Gartner’s 2020 Culture of Quality During Disruptions Survey found that traditional means of sustaining quality don’t always work during disruptive times. Instead, companies with the most successful track records focus on developing strategies that help employees navigate decision-making processes and balance priorities. What’s more, they found that implementing a “culture of quality” is the most important way to sustain a company’s quality levels.
Gartner surveyed more than 1,200 employees from organizations in a variety of industries around the world and found that the typical tools quality leaders use to maintain quality during disruption–reinforcing the importance of quality and ensuring access to quality tools such as trainings and knowledge hubs–have little to no impact on a firm’s ability to sustain quality.
“More than 70% of survey respondents said that messages about the importance of multiple competing priorities all increased during a disruption. That’s why just reinforcing the importance of quality falls on deaf ears,” Klein explained. “It’s the same with quality tools. As priorities and circumstance change during the disruption, employees are unsure whether the tool is still relevant–and [they] stop using it.”

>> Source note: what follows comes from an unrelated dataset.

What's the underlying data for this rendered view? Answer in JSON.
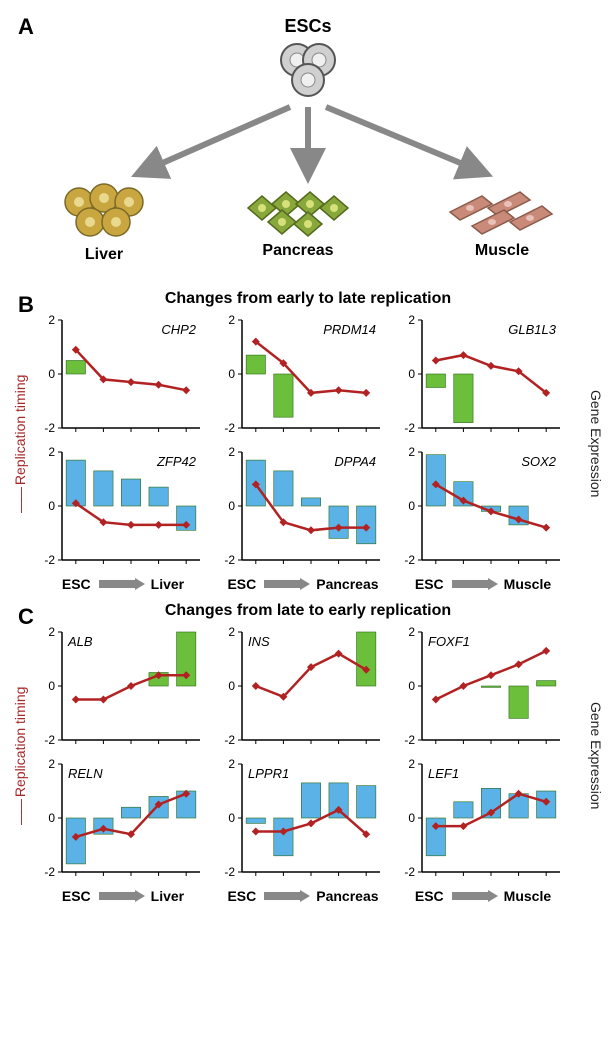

A better strategy for maintaining a culture of quality? Help employees navigate the inevitable tensions between conflicting priorities and offer clear guidance on when a certain level of quality is crucial and when it’s not, the authors said.
“It helps when senior leaders acknowledge the tensions between priorities,” Klein added. “There’s power in knowing that employees aren’t expected to optimize multiple priorities at the same time. At times it’s okay to decide between priorities, such as decreasing speed-to-market in the face of a significant cost reduction.”
Establishing categories such as “must have quality,” “should have quality,” and “can have quality,” can help guide employees’ thinking patterns, the survey also found. Taking it a step further, quality leaders should also prepare employees at all levels to manage competing tensions when necessary.
“Peer-to-peer consulting or a quality ambassador program can give employees access to the relevant guidance. Discussing tensions between priorities during weekly meetings motivates staff to reflect on their decision-making process and will lead to better informed decisions at later stages,” Klein also said.